Después de eso: cambio radical de vida. De vivir en un barrio agradable y seguro, pasamos a un barrio bravo. De tener el refugio de mi abuela, a ya no tenerlo. La infancia había terminado. Yo sólo me evadía de todos y de todo escapándome en mi bicicleta.

La primera juventud (20-30 años). La bici de carreras roja
Ya instalados en el barrio y con la certeza de que la vida me había cambiado radicalmente, me aventuré a explorar escenarios desconocidos. Salir en bici era una forma de escapar, de decidir, algo así como ver la nueva película a mi ritmo y en su relato constatar las muchas igualdades y pocas diferencias que nos separan tanto. Observando y viviendo los contrastes, quizá nació mi gusto por la arquitectura y la visión sobre el derecho a la vivienda digna para todos.

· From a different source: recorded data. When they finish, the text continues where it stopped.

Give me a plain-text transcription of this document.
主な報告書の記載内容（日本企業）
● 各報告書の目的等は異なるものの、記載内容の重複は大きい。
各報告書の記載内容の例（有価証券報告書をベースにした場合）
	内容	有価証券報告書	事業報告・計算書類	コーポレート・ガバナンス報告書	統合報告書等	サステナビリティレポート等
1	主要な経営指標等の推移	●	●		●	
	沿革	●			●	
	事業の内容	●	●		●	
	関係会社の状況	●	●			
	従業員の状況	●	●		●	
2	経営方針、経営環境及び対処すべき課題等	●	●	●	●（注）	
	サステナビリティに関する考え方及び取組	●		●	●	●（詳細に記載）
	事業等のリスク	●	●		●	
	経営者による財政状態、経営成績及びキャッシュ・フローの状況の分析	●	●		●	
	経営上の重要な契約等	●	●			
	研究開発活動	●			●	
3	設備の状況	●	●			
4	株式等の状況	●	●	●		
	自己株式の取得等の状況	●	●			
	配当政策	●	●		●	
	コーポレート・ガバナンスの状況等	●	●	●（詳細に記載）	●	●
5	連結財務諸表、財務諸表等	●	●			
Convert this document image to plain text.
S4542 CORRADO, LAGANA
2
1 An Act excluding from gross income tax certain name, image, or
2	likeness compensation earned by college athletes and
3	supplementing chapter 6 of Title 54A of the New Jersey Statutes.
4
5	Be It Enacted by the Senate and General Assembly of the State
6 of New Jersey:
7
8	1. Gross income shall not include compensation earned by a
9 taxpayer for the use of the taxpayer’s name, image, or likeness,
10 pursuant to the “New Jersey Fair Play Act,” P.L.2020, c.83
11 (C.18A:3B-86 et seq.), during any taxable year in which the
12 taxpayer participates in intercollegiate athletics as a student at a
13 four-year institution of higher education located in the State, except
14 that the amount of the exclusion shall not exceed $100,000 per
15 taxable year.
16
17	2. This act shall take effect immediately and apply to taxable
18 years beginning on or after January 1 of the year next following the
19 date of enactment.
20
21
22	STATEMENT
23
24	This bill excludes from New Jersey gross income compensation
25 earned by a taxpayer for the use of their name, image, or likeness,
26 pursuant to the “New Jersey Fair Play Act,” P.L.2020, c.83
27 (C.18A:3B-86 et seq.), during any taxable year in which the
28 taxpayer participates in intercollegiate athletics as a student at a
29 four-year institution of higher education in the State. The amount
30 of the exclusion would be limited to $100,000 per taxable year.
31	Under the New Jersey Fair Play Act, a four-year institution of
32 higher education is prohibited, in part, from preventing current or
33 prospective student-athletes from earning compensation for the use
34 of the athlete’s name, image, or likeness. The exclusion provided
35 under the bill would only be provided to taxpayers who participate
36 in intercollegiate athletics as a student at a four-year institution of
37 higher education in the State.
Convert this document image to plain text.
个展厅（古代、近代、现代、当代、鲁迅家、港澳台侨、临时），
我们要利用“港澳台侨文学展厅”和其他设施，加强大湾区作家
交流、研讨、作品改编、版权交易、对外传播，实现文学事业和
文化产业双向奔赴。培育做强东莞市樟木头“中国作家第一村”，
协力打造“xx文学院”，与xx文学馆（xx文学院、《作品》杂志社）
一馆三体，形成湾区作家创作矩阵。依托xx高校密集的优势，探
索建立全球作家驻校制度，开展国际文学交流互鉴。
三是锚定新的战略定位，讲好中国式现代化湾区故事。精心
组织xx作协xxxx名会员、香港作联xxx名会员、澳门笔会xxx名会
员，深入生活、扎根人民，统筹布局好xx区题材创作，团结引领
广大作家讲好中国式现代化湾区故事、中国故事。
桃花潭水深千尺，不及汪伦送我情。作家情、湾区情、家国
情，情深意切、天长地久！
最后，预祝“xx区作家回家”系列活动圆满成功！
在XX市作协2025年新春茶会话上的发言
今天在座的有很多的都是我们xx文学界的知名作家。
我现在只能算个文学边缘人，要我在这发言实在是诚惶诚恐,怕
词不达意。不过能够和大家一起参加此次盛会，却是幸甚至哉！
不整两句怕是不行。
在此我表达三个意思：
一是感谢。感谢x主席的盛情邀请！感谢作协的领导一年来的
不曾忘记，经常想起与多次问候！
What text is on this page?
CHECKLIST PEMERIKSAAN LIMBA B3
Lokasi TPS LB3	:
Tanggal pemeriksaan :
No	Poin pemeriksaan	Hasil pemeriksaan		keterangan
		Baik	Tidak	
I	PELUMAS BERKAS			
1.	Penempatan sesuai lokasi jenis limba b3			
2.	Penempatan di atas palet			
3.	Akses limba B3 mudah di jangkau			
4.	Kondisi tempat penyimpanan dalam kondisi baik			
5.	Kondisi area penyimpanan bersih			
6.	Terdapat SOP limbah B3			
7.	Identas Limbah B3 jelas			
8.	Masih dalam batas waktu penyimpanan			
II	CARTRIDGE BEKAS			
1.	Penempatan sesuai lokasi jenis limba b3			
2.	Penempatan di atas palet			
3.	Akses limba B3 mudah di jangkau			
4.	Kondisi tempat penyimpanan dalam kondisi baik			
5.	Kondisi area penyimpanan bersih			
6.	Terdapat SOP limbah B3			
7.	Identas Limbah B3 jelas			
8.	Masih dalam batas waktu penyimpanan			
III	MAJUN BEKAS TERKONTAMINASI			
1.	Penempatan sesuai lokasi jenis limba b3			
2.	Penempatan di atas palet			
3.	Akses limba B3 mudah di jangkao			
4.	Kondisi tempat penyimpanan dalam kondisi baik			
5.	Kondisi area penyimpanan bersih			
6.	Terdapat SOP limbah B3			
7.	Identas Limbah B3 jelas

En esos rodares conocí a mis primeros amigos: un grupo de jóvenes que tenían mi edad y buenas historias que compartir. Nos vimos casi a diario durante muchos años: sólo para platicar y aplanar la banqueta al atardecer. Después de hacer mi tarea llegaba con los amigos en mi bici de carreras roja. En esos tiempos me desplazaba de acá para allá con la categoría de joven independiente, y rodando esa bicicleta tuve a mi primer novio.

La segunda juventud (30-40 años). El matrimonio y la maternidad
A finales de mis veintes me casé con el que fuera mi mejor amigo de la universidad: un joven que en ese entonces comulgaba con la izquierda, con quien compartía ideas, lecturas y una visión del mundo no tradicional. La bicicleta roja de carreras se perdió en el tiempo. Yo anhelaba una bicicleta nueva, tal era mi deseo que en esa década me compré las dos que ahora tengo pero que casi no usé. Para mí era necesario vivir esa experiencia con el compa, pero como él no estaba interesado terminé por dejarlo de lado. Ahora puedo ver que no realicé algunas cosas muy personales por hacer otras con la tribu. ¿Me arrepiento? Diría que no, así son los caminos. Además, vino la maternidad, que me hizo muy feliz, sólo que con ella también llegaron los miedos, la necesidad de ser más responsable, de proveer de seguridad a mi hija, de ocupar mi tiempo en cosas “útiles”. La contemplación hedonista, es decir, andar en bicicleta, no me correspondía en ese entonces. No sé de dónde surgió esa necesidad forzada de autorrestricción y prevención. Quizá quería construir algo diferente a lo que viví en la infancia. En esta etapa descubrí el barro. Me desahogué haciendo escultura en cerámica de alta temperatura. Y mi tema recurrente: la dualidad.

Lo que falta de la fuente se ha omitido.